Ai sondaggi mancano le sfumature: sono cifre che raccolgono risposte a domande chiuse. Le sfumature sono un compito giornalistico. Nel caso in specie le sfumature sono quelle restituite da un sondaggio (Lapolis-Università di Urbino Carlo Bo con Demos e Avviso Pubblico) che ha trovato spazio sulle pagine di Repubblica.
Al campione si chiedeva quali siano le caratteristiche del «buon politico», da scegliere tra sette voci: onestà; capacità e competenza; saper capire i problemi della gente; coerenza con le promesse; avere un progetto politico; comunicare in modo chiaro; il fascino. Delle sette se ne potevano scegliere due. Tratto del «buon politico» più indicato è l’onestà, al 48%; seguono competenza e capacità al 47%; poi «saper capire i problemi della gente» e la coerenza rispetto alle promesse, entrambi al 33%. Il resto è residuale: il progetto politico è prioritario per il 14%, la comunicazione per il 12% e il fascino si ferma al 2%.

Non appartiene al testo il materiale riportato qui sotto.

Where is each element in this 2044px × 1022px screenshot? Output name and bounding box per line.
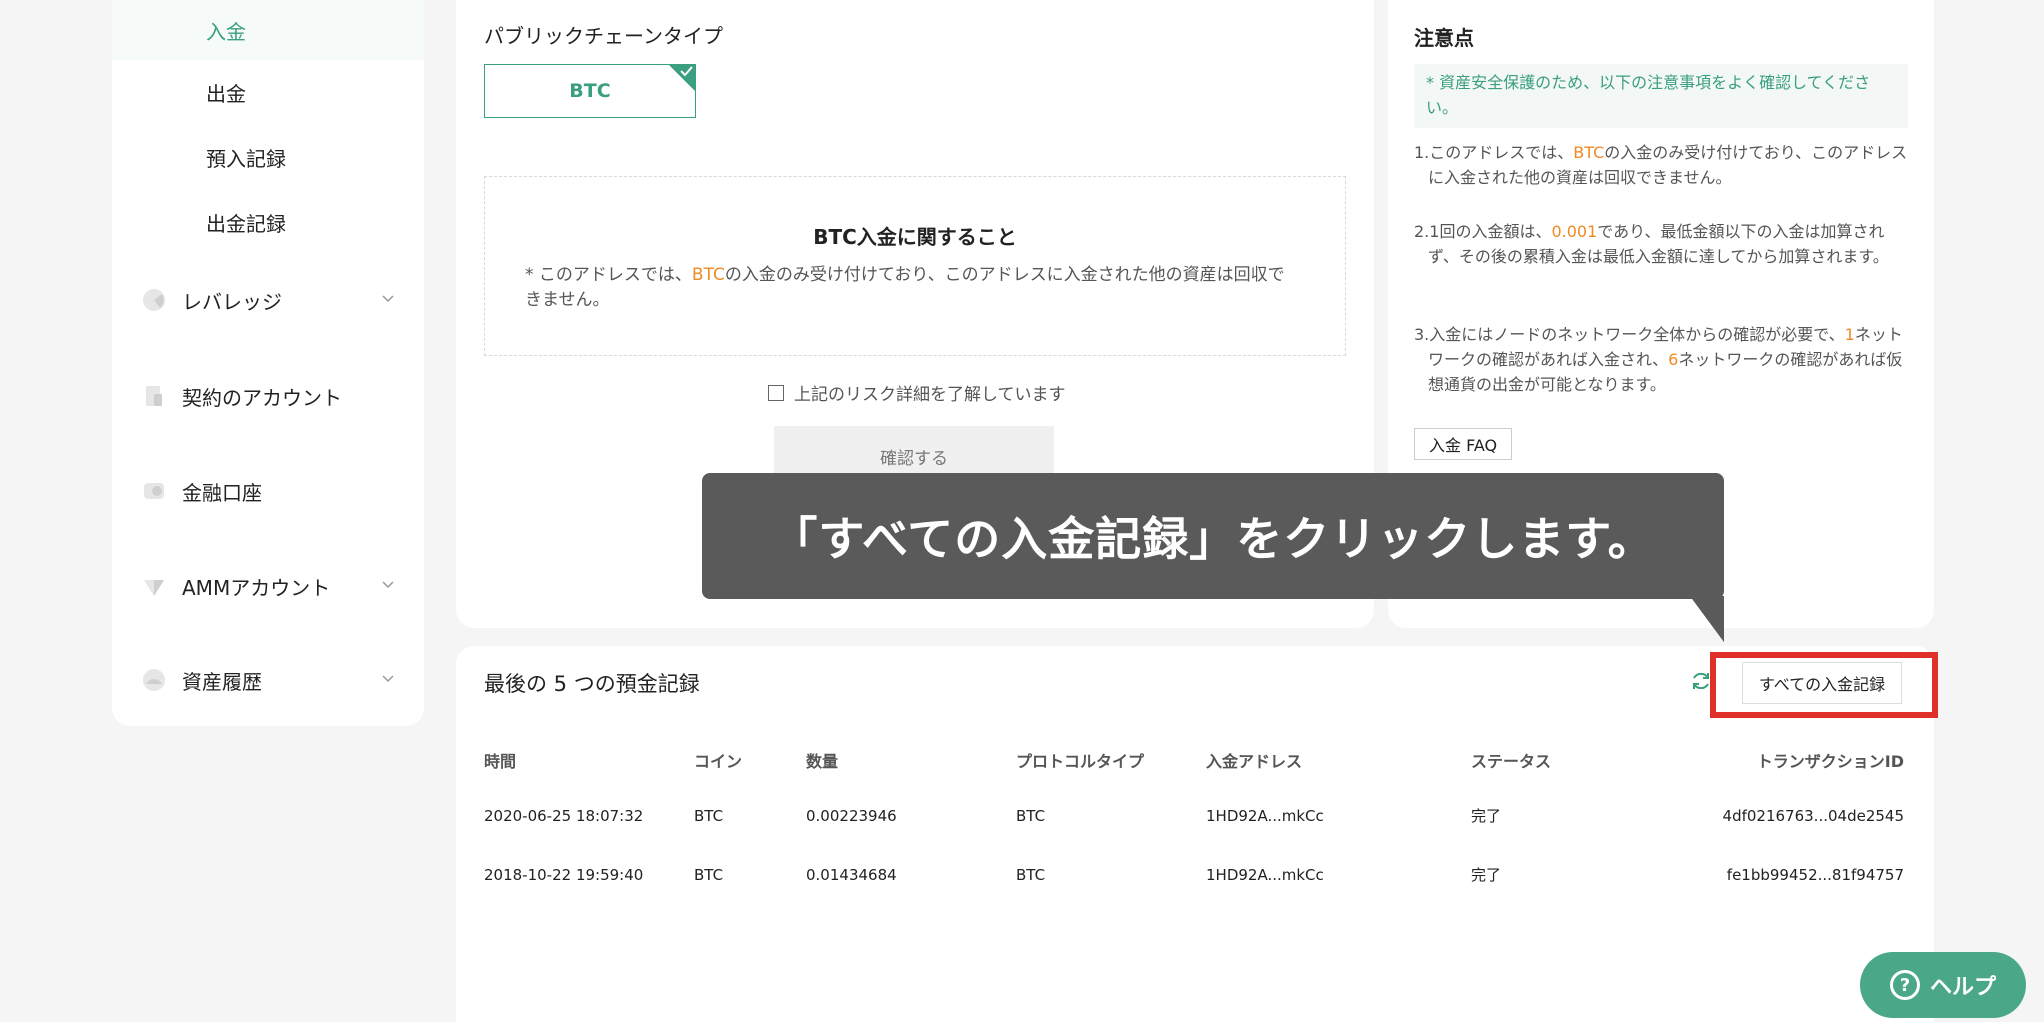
- record-protocol: BTC: [1016, 806, 1046, 825]
- note-confirmations: 6: [1668, 350, 1679, 369]
- note-2: 2.1回の入金額は、0.001であり、最低金額以下の入金は加算されず、その後の累…: [1414, 219, 1908, 269]
- note-1: 1.このアドレスでは、BTCの入金のみ受け付けており、このアドレスに入金された他…: [1414, 140, 1908, 190]
- column-header: 数量: [806, 752, 839, 771]
- asset-history-icon: [142, 668, 166, 692]
- column-header: ステータス: [1471, 752, 1552, 771]
- note-confirmations: 1: [1844, 325, 1855, 344]
- record-coin: BTC: [694, 865, 724, 884]
- chain-option-btc[interactable]: BTC: [484, 64, 696, 118]
- risk-acknowledge[interactable]: 上記のリスク詳細を了解しています: [768, 380, 1066, 405]
- note-3: 3.入金にはノードのネットワーク全体からの確認が必要で、1ネットワークの確認があ…: [1414, 322, 1908, 397]
- record-amount: 0.00223946: [806, 806, 897, 825]
- question-icon: ?: [1889, 970, 1920, 1000]
- sidebar-item-label: 出金: [206, 81, 246, 106]
- chain-option-label: BTC: [569, 80, 611, 102]
- sidebar-item-label: 預入記録: [206, 146, 286, 171]
- sidebar-item-amm-account[interactable]: AMMアカウント: [112, 556, 424, 616]
- sidebar-item-finance-account[interactable]: 金融口座: [112, 461, 424, 521]
- note-min-amount: 0.001: [1551, 222, 1598, 241]
- record-txid-link[interactable]: fe1bb99452...81f94757: [1651, 845, 1904, 904]
- table-row: 2018-10-22 19:59:40 BTC 0.01434684 BTC 1…: [484, 845, 1904, 904]
- annotation-highlight-box: [1710, 652, 1938, 718]
- column-header: 入金アドレス: [1206, 752, 1303, 771]
- sidebar-item-label: 資産履歴: [182, 669, 262, 694]
- record-address-link[interactable]: 1HD92A...mkCc: [1206, 845, 1471, 904]
- column-header: コイン: [694, 752, 743, 771]
- deposit-info-title: BTC入金に関すること: [813, 225, 1017, 249]
- record-coin: BTC: [694, 806, 724, 825]
- column-header: プロトコルタイプ: [1016, 752, 1145, 771]
- note-text: 1.このアドレスでは、: [1414, 143, 1574, 162]
- sidebar-item-label: 金融口座: [182, 480, 262, 505]
- record-amount: 0.01434684: [806, 865, 897, 884]
- column-header: トランザクションID: [1756, 752, 1904, 771]
- chain-type-label: パブリックチェーンタイプ: [484, 24, 723, 48]
- record-status: 完了: [1471, 807, 1502, 825]
- leverage-icon: [142, 288, 166, 312]
- chevron-down-icon: [382, 581, 394, 589]
- sidebar-item-deposit-history[interactable]: 預入記録: [112, 127, 424, 187]
- sidebar-item-withdraw[interactable]: 出金: [112, 62, 424, 122]
- contract-icon: [142, 384, 166, 408]
- chevron-down-icon: [382, 675, 394, 683]
- note-coin: BTC: [1573, 143, 1605, 162]
- sidebar-item-label: 出金記録: [206, 211, 286, 236]
- amm-icon: [142, 574, 166, 598]
- sidebar-item-label: レバレッジ: [182, 289, 282, 314]
- record-protocol: BTC: [1016, 865, 1046, 884]
- tooltip-pointer: [1690, 596, 1724, 642]
- chevron-down-icon: [382, 295, 394, 303]
- sidebar: 入金 出金 預入記録 出金記録 レバレッジ 契約のアカウント 金融口座 AMMア…: [112, 0, 424, 726]
- note-text: 3.入金にはノードのネットワーク全体からの確認が必要で、: [1414, 325, 1845, 344]
- record-txid-link[interactable]: 4df0216763...04de2545: [1651, 786, 1904, 845]
- deposit-info-box: BTC入金に関すること * このアドレスでは、BTCの入金のみ受け付けており、こ…: [484, 176, 1346, 356]
- sidebar-item-label: 契約のアカウント: [182, 385, 342, 410]
- finance-icon: [142, 479, 166, 503]
- sidebar-item-deposit[interactable]: 入金: [112, 0, 424, 60]
- notes-banner: * 資産安全保護のため、以下の注意事項をよく確認してください。: [1414, 64, 1908, 128]
- risk-checkbox[interactable]: [768, 384, 784, 401]
- help-label: ヘルプ: [1929, 975, 1996, 1000]
- record-time: 2018-10-22 19:59:40: [484, 865, 644, 884]
- records-title: 最後の 5 つの預金記録: [484, 672, 700, 696]
- table-row: 2020-06-25 18:07:32 BTC 0.00223946 BTC 1…: [484, 786, 1904, 845]
- info-coin: BTC: [691, 265, 725, 285]
- table-header-row: 時間 コイン 数量 プロトコルタイプ 入金アドレス ステータス トランザクション…: [484, 748, 1904, 786]
- record-time: 2020-06-25 18:07:32: [484, 806, 644, 825]
- sidebar-item-contract-account[interactable]: 契約のアカウント: [112, 366, 424, 426]
- sidebar-item-leverage[interactable]: レバレッジ: [112, 270, 424, 330]
- deposit-faq-button[interactable]: 入金 FAQ: [1414, 428, 1513, 460]
- risk-checkbox-label: 上記のリスク詳細を了解しています: [794, 385, 1066, 405]
- notes-title: 注意点: [1414, 26, 1474, 50]
- record-status: 完了: [1471, 866, 1502, 884]
- deposit-info-text: * このアドレスでは、BTCの入金のみ受け付けており、このアドレスに入金された他…: [525, 263, 1295, 313]
- sidebar-item-label: 入金: [206, 19, 246, 44]
- note-text: 2.1回の入金額は、: [1414, 222, 1552, 241]
- sidebar-item-withdraw-history[interactable]: 出金記録: [112, 192, 424, 252]
- help-button[interactable]: ? ヘルプ: [1860, 952, 2026, 1018]
- check-icon: [680, 66, 693, 76]
- record-address-link[interactable]: 1HD92A...mkCc: [1206, 786, 1471, 845]
- instruction-tooltip: 「すべての入金記録」をクリックします。: [702, 473, 1724, 599]
- sidebar-item-label: AMMアカウント: [182, 575, 331, 600]
- records-table: 時間 コイン 数量 プロトコルタイプ 入金アドレス ステータス トランザクション…: [484, 748, 1904, 904]
- column-header: 時間: [484, 752, 517, 771]
- sidebar-item-asset-history[interactable]: 資産履歴: [112, 650, 424, 710]
- info-text-prefix: * このアドレスでは、: [525, 265, 692, 285]
- refresh-icon[interactable]: [1690, 670, 1712, 692]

Snocciolati i primi numeri, si passa alle sfumature. Repubblica spiega che «vengono premiati candidati dal profilo più popolare che riflettono meglio il cittadino medio, percepiti più vicini». Il titolo recita: «La figura del capo è tramontata, gli elettori reclamano un’altra politica». E, pensando a Meloni, sull’idea che la figura del capo sia tramontata nutriamo dei dubbi. Niente dubbi sul fatto che vengano premiati candidati «più popolari», più vicini, più «medi». Certo, il sospetto che il concetto di «medietà» dalle parti di Rep flirti con l’idea di «popolo bue» è tangibile.
Però va dato atto a Diamanti, estensore dell’articolo, di aver proposto un’analisi senza pregiudizi (fino alla chiusa): in sintesi rimarca la capacità di Meloni nell’esaltare «la sua provenienza popolare» e ricorda come la sinistra vinca solo nelle città e nei centri storici (sono fatti). Infine, ecco il pregiudizio: dopo aver sottolineato come la «competenza» sia più apprezzata dal centrosinistra, cita il Manzoni: «C’era pur qualcuno che non credeva agli untori, ma non poteva sostenere la sua opinione. Perché il buon senso (…) se ne stava nascosto per paura del senso comune». Ragione per la quale, per Diamanti, oggi è necessario «imporre il buon senso come riferimento del senso comune»: ergo il «buon senso» non è di casa a destra. Sarà.
Restando nel campo delle sfumature, il sondaggio ne offre di indicative passando all’analisi partito per partito delle quattro caratteristiche del buon politico più votate. L’onestà risulta minoritaria per gli elettori di Azione e Italia Viva, al 38%. Gli altri partitila indicano dal 51% del Pd al 41% della Lega. L’onestà conta per tutti, meno per renziani e calendiani, i quali però indicano al 73% «competenza e capacità»: un elettorato “illuminato”, come illuminati si percepiscono i due leader di riferimento, Renzi e Calenda. Emblematico. Competenza e capacità, tra gli altri partiti, fluttuano dal 58% Pd al 39% di FdI e Lega.
Un’indicazione clamorosa emerge dalla coerenza con le promesse, tratto prediletto dai leghisti (44%), poi FdI (39%) e FI (38%). Invece per il popolo Pd la coerenza è dote poco ambita (28%), mentre per gli elettori di Renzi e Calenda (ma dai?) è del tutto residuale: un misero 13%. Si nota però la coerenza degli elettori dei centrini con loro stessi, poiché coincidono col campione che meno degli altri pretende onestà dal leader (coerenza e onestà sono in parte concetti sovrapponibili). E si nota anche il cortocircuito dem: esaltano l’onestà ma snobbano la coerenza. Altro tratto paradigmatico.
L’analisi si chiude col «saper capire i problemi della gente», virtù indicata dal 41% dei leghisti, dal 36% grillino e dal 32% di forzisti e FdI. Fanalini di coda – ça va sans dire – Pd, IV e Azione, al 29%. Una perfetta fotografia della vocazione minoritaria di una sinistra che rivendica l’etichetta «Ztl», parlano i numeri. Detto ciò, a noi le sfumature del sondaggio appaiono chiare. Più che sfumature, dei tratti marcati.